TAMPA – The victims of Rocky Point gunman Paul Calden have reached a settlement with Allstate Insurance Co. in a lawsuit that promised to have broad implications for how businesses handle dangerous employees.The amount of the settlement is being kept secret, the plaintiffs’ attorneys said Monday. The case had been set for a Nov. 6 trial in Hillsborough County Circuit Court.

Tampa attorney, Chris Knopik, whose law firm represents two of the five plaintiffs, said the agreement was reached during pretrial negotiations. Judge Robert Bonanno, who is presiding over the case, has yet to approve the agreement, Knopik said.

Allstate’s attorneys could not be reached for comment Monday.

The settlement comes just as the plaintiffs’ attorneys were about to begin examining Allstate Insurance’s financial records in preparing their case for punitive damages, Knopik said.
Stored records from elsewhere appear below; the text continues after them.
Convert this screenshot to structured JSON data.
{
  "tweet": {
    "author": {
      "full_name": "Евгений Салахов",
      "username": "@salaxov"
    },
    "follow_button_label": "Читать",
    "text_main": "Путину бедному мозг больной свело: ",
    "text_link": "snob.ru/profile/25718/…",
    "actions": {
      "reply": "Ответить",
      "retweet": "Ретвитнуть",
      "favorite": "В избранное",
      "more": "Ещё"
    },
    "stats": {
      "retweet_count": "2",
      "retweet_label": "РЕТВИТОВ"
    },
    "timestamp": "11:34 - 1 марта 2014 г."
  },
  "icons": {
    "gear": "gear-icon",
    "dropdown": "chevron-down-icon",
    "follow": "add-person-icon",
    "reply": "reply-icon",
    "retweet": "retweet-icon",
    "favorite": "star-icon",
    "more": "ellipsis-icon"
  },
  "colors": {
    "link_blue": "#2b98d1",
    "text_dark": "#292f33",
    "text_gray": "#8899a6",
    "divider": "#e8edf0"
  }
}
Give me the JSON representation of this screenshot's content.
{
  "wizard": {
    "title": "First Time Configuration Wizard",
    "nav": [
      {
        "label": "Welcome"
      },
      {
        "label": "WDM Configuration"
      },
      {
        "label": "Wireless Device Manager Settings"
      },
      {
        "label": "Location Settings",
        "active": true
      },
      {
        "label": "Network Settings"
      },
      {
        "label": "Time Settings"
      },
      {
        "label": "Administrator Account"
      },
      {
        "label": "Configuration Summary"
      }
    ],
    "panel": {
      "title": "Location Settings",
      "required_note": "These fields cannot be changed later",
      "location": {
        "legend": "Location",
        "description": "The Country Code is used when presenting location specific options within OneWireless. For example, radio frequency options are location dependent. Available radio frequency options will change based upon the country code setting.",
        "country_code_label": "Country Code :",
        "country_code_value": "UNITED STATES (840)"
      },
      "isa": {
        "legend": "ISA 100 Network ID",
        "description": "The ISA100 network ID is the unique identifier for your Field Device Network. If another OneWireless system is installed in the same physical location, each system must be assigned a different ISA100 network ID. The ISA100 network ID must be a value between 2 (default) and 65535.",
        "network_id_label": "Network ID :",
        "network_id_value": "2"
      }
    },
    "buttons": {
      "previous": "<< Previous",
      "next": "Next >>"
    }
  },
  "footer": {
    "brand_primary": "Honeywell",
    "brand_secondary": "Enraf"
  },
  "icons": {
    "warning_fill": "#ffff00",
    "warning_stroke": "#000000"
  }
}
The widows of three Fireman’s Fund Insurance Cos. executives killed in Calden’s 1993 shooting rampage and two other executives who survived the attack had sued Allstate Insurance, Calden’s former employer, saying the company unleashed a dangerous employee on the insurance industry.

The victims contend the insurance giant knew Calden was dangerous and fired him in 1989, but gave him a letter of recommendation anyway. Allstate says Calden left the company because his job was eliminated in corporate restructuring.

Fireman’s Fund officials say they hired Calden in 1990 based on that recommendation.

Calden was fired from Fireman’s Fund in 1992, returning eight months later to the company’s Rocky Point office building, where he opened fire on a group of Fireman’s Fund executives eating lunch at the Island Center Café.

Killed were Ronald J. Ciarlone, 46, of Brandon; Frank Ditullio, 43, of Palm Harbor; and Donald C. Jerner, 46, of Belleair. Wounded were Sheila E. Cascade, 53, of Tampa and Marie “Jo” MacMillan, 57, of Palm Harbor.

The attorneys said the settlement, at least in this case, means there will not be an immediate answer to the question many employers wanted answers: Do they have a responsibility to warn other companies about dangerous employees?

Companies have avoided making such warnings for fear the employees would sue when they couldn’t get a new job.

“You may not have a definitive ruling that decides some of the precise issues of the case, but the fact that the case went to the stage it did suggests to employers that they should be careful in the way they deal with problem employees, particularly in terms of giving those employees letters of recommendation,” Knopik said.

The lawsuit’s end, though, is a relief for John Deufel, Calden’s former boss at Allstate.

Deufel was considered a pivotal witness, testifying in a deposition that Calden was fired by Allstate for bizarre and dangerous behavior.

Allstate officials, though, say Calden’s job was eliminated in a company reorganization.

“I’m just relieved it’s over,” said Deufel, who now heads a Palm Harbor real estate company. “I took a lot of abuse from the company [Allstate]. I lost a lot of friends, a lot of business contacts.

“There was no gain for me in any of this.”